Mais la mémoire des morts n’a pas été ensevelie. Elle vit dans les slogans, les rassemblements, les fresques murales et les chants de rue. Le 25 juin est désormais une date fondatrice, un moment-charnière dans l’histoire sociale du Kenya. Comme le souligne Angel Mbuthia, militante du Parti du Jubilé, « les jeunes célèbrent ceux qui leur ressemblent, ceux qui sont morts debout ». Cette mémoire est à la fois un outil de résistance et une menace pour le pouvoir. D’où la volonté du régime Ruto de contrôler, manipuler, voire effacer le récit collectif.
Une répression transpartisane
D’où aussi l’inquiétude de certains analystes, tel Javas Bigambo, face au risque d’instrumentalisation. Mais comment demander la « solennité » à une jeunesse qui voit ses amis tués, ses leaders emprisonnés, et ses espoirs broyés ? Le plus alarmant, c’est la permanence de la répression, au-delà des affiliations politiques. Kenyatta et Ruto, que tout semblait opposer sur le plan électoral, ont en réalité partagé une même vision de l’ordre : un ordre autoritaire, vertical, où la contestation est perçue comme une menace existentielle.
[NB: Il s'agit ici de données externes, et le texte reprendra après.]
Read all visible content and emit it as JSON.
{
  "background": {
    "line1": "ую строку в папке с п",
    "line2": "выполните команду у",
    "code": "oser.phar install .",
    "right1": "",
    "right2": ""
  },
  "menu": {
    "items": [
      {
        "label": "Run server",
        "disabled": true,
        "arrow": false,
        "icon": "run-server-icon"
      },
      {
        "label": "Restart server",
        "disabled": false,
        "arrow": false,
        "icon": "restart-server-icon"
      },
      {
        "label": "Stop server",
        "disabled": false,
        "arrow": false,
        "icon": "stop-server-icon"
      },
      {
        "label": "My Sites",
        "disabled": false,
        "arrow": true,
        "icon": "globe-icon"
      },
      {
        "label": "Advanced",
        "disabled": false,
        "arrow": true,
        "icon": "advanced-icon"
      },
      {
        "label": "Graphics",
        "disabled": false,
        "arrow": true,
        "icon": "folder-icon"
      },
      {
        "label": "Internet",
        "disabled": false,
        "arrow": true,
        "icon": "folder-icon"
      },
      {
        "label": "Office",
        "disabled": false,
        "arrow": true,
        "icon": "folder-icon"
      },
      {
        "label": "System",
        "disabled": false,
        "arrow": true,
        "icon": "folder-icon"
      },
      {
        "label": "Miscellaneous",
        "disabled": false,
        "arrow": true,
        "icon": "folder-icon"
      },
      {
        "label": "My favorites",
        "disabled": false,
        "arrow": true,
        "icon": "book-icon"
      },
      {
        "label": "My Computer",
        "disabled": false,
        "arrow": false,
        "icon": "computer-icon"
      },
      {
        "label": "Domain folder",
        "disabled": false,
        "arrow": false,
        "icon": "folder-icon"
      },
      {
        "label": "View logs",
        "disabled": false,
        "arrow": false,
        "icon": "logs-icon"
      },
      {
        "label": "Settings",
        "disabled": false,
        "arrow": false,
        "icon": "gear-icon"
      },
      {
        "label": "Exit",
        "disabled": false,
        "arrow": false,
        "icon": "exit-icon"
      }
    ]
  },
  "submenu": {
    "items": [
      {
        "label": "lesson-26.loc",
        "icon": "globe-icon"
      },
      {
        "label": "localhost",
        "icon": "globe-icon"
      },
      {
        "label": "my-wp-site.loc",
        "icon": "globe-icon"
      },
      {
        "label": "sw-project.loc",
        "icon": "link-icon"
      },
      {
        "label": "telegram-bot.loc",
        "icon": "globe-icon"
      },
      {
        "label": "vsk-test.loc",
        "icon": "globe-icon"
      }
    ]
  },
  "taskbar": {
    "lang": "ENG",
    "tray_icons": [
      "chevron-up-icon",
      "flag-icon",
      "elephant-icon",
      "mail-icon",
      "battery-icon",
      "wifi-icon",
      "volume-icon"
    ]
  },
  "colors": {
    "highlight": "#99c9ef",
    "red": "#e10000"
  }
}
Les victimes de 2024 et 2025 sont les mêmes : jeunes, pauvres, souvent sans défense, mais porteurs d’une parole politique puissante. Le Kenya traverse aujourd’hui une crise de légitimité. Le divorce entre le peuple et l’État est consommé. La jeunesse, qui aurait dû être le moteur de l’avenir, est traitée comme un danger à neutraliser. En refusant d’écouter, en choisissant la matraque plutôt que le dialogue, les dirigeants kényans nourrissent une spirale de violence qui menace les fondements mêmes de la démocratie.
Et maintenant ?
La question demeure : à quand la justice pour les morts du 25 juin ? À quand une réforme structurelle des forces de sécurité ? À quand un leadership qui écoute plutôt que de frapper ? Tant que les responsables resteront impunis, tant que la vérité sera étouffée, tant que la jeunesse sera matraquée pour avoir rêvé d’un avenir meilleur, les 25 juin se répéteront. Et le sang continuera de couler dans les rues du Kenya.